Он старался найти тот дом, из которого вышел. Но никак не мог, ибо все превратилось в белое, в белое, в исполинское, в простыню, словно киноэкран. Бесконечные ряды одинаковых окон стали решеткой самой истории. И он ощутил, еще тогда ощутил, с какой грустью он будет смотреть на это из будущего, вспоминая, проваривая эти моменты в тигле своей памяти.
Да из будущего он и смотрел, и от этого возникала непередаваемая, сонящая, невыводимая грусть его взгляда. После того, как все элементы ушли, после того, как он победил мир с его крикливой тьмою явлений, и остался один на свету, но откуда шел этот свет? Ибо вокруг была ночь, но свет был всюду, всюду, куда он смотрел.
Прозрачная почти фигура сжимает статую ночи, идет в серебряном лесу в красном свете. Время ломалось так много раз. Свет любви. Свет говорящий. Рыть дыханием. Нашел в почве во внутреннем дворике, но никогда не нашел. Пространства вышли наружу.

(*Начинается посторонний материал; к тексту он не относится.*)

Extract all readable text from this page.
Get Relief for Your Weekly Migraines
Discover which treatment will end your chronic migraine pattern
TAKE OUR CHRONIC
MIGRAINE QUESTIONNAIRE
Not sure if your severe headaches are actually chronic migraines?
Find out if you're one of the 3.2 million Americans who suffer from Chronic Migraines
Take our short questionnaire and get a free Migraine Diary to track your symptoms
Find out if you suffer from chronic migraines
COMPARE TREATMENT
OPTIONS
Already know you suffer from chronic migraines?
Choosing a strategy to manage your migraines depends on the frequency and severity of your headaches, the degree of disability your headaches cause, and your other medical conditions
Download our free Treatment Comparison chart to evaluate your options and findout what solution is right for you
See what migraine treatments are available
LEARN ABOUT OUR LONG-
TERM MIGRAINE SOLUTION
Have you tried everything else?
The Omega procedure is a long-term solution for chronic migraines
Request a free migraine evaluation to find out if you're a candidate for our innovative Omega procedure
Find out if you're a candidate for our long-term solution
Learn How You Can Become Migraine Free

Безмолвное, чудовищное давление. Неизмеримая толщина водной массы черной реки. Огни, отражаясь в небе, обретают мертвенную окраску. В исполинском зеркале утонувший город как будто зовет обратить время вспять. Оглянуться. Но ты не можешь оглянуться, когда приклеен ко времени. Проход бесконечной грусти, ибо бурые тени в будущем.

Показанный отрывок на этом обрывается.